Atitude Popular

Governo Lula busca apoio do agro com pacote bilionário

Da Redação

Em meio a tensões políticas e econômicas, o governo Lula intensifica articulação com o agronegócio ao lançar um pacote bilionário de apoio, combinando crédito, renegociação de dívidas e incentivos à modernização do setor.

O governo do presidente Luiz Inácio Lula da Silva ampliou sua ofensiva política junto ao agronegócio brasileiro, apostando em um pacote bilionário de apoio como instrumento para reconstruir pontes com um dos setores mais influentes da economia nacional.

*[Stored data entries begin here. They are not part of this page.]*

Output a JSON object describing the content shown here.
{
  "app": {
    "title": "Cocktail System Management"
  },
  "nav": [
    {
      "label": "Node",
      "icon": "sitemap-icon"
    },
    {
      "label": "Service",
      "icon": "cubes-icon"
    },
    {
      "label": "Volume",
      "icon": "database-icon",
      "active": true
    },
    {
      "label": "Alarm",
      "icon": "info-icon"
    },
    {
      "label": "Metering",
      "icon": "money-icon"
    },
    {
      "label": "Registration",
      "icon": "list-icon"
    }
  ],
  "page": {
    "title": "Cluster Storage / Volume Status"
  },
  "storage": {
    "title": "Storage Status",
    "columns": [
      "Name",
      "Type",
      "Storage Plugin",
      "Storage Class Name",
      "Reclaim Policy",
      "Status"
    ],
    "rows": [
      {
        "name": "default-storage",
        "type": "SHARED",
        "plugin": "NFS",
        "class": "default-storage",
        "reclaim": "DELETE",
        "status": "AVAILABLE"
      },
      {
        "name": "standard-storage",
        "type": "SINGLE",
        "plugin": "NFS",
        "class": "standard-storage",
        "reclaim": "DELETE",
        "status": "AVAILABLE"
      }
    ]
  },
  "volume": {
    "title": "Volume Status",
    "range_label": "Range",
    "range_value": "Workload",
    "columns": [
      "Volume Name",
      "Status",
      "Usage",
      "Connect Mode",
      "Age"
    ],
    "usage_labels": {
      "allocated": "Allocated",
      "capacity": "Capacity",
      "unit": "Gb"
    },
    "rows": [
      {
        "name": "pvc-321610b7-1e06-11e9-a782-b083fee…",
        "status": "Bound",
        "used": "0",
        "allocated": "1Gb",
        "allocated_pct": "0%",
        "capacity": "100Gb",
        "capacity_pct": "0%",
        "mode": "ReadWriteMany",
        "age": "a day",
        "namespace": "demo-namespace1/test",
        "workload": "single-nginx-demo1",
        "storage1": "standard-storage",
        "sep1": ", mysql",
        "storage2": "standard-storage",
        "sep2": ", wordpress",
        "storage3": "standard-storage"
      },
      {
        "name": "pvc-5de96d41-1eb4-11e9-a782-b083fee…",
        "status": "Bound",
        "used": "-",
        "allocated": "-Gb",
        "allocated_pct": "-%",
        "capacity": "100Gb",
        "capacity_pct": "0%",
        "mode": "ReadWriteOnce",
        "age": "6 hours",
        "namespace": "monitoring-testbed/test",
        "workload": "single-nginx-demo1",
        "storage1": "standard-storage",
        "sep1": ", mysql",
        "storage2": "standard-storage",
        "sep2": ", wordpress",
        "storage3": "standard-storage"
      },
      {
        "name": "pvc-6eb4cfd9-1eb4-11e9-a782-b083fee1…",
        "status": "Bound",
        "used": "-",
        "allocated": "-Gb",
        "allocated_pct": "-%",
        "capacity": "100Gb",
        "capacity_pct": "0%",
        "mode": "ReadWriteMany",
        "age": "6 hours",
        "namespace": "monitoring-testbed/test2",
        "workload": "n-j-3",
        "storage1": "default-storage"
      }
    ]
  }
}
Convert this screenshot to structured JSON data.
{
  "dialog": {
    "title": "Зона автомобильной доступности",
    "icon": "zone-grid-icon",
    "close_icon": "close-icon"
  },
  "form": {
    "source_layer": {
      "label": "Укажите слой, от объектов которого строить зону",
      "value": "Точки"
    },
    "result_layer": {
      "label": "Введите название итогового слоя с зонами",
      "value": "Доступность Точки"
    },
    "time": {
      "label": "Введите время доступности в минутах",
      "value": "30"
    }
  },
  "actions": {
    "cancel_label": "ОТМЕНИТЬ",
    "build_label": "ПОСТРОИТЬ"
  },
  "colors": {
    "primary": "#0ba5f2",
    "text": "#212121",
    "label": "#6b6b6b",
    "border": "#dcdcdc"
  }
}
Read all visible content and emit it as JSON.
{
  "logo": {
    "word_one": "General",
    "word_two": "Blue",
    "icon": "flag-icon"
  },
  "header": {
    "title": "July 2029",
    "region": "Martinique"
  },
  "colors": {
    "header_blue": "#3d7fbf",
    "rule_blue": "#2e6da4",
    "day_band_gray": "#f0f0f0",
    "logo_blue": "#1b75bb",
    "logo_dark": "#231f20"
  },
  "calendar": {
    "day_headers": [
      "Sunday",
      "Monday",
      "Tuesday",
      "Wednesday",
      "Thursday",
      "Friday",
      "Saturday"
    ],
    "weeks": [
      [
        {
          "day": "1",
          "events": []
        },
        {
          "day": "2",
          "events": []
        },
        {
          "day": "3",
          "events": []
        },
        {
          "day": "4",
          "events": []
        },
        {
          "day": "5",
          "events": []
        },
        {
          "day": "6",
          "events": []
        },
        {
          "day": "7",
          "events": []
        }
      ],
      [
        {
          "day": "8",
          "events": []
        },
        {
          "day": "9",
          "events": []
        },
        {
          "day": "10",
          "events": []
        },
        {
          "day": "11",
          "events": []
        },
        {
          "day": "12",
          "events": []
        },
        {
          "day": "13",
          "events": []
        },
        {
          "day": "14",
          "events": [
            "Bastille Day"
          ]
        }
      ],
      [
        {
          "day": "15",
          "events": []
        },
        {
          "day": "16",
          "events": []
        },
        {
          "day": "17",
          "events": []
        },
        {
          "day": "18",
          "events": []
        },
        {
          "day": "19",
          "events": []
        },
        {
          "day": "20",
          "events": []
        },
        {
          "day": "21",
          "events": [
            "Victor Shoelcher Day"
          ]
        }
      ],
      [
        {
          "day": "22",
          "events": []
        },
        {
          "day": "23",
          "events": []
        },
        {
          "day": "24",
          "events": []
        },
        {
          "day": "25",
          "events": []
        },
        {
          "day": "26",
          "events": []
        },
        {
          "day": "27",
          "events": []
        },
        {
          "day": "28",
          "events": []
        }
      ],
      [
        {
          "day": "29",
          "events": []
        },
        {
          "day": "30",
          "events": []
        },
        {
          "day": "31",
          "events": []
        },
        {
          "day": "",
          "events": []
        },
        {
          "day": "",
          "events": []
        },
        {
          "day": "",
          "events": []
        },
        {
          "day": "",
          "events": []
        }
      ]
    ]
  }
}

A estratégia combina crédito subsidiado, renegociação de dívidas e incentivos à modernização produtiva, em um movimento que busca tanto resultados econômicos quanto reconfiguração política.

No centro dessa articulação está a liberação de R$ 10 bilhões em crédito para modernização de máquinas e equipamentos agrícolas, anunciada pelo vice-presidente Geraldo Alckmin durante a Agrishow 2026. A linha faz parte do programa MOVE Brasil e tem como objetivo financiar tratores, colheitadeiras e tecnologias voltadas à agricultura digital, com condições mais favoráveis de juros e acesso ampliado, inclusive para cooperativas.

A medida se insere em uma estratégia mais ampla. O governo também trabalha na construção de um programa de renegociação de dívidas rurais, voltado tanto para produtores inadimplentes quanto para aqueles que mantêm suas obrigações em dia. A intenção é destravar investimentos e ampliar a capacidade produtiva do setor em um momento de pressão internacional e instabilidade econômica.

Esse movimento ocorre em um contexto político sensível. O agronegócio historicamente mantém forte influência no Congresso e foi, em grande parte, alinhado a governos anteriores. Ao ampliar o apoio financeiro e institucional, o Planalto tenta reduzir resistências, construir diálogo e neutralizar tensões com a chamada bancada ruralista.

Além das medidas emergenciais, o pacote dialoga com políticas estruturais já em curso. O Plano Safra 2025/2026, por exemplo, mobiliza mais de R$ 516 bilhões em crédito para o setor, consolidando o maior volume de financiamento da história e reforçando a centralidade do agro na estratégia econômica do país.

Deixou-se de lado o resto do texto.